White’s current tour, on the back of his recent solo debut Blunderbuss, is the final touch to his ascent to modern-rock elder statesman. The White Stripes and Raconteurs songs that littered his two-hour set are Classic Rock now. He treated them like “Pride (In the Name of Love),” relishing the extra level of recognition. He opened with “Dead Leaves and the Dirty Ground” and was visibly giddy when the audience sang more of “Hotel Yorba” than he did. After years of rejection of basically every conventional frontman trope in the name of authenticity, he finally feels comfortable embracing them.
The Blunderbuss material sounds enough like White’s other bands that it fits seamlessly into a set with those songs.

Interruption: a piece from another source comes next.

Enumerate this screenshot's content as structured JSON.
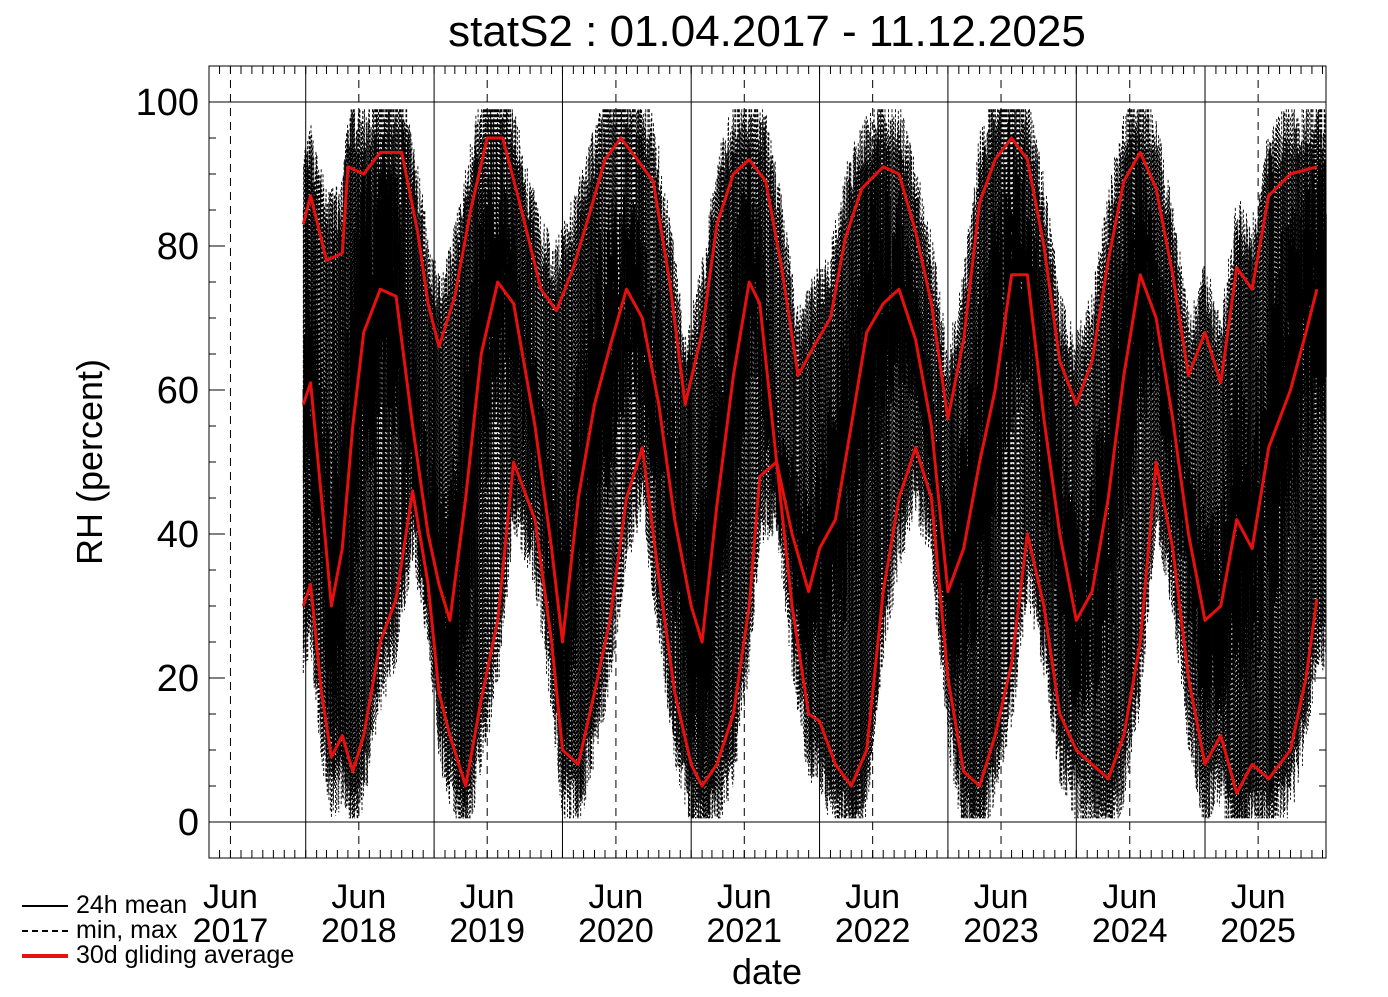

It’s an unmistakably Jack White record on the surface—over the course of a 15-year career, he’s honed his blend of blues, folk, country, and rock into a mixture that will sound like his work no matter who else is involved. But it’s also a deceptively complex set of material, full of the kind of instrumental interplay he couldn’t get away with in his other, more limiting projects. “Sixteen Saltines” and “Freedom at 21” would have fit on any White Stripes or Raconteurs album, but the prog-tinged “Missing Pieces” and the ballads “Hypocritical Kiss” and “Take Me With You When You Go” are very much the work of Jack White the auteur. His five-piece backing band, the Buzzards (the all-male of his two touring bands—he sometimes performs with an all-female group called the Peacocks) was tailor-made for the new stuff but also stretched out his older material. The show’s highlight was an epic, reverb-drenched version of the Stripes’ “I’m Slowly Turning Into You,” a showcase for former Mars Volta keyboardist Ikey Owens.
White’s live performances with his previous bands were always deliberately segregated. Raconteurs shows featured no White Stripes songs, and the Dead Weather’s sets had no overlap from either of those two. His relenting on this point on his first solo outing can be taken as an admission on his part that his projects will always be interconnected. Comparisons between them are still futile: it goes without saying that his new show lacks the primal power of the one White Stripes show I was lucky enough to see in 2003. But this is, far and away, the best group of musicians he’s ever played with. I never thought middle-aged Jack White would be this fun.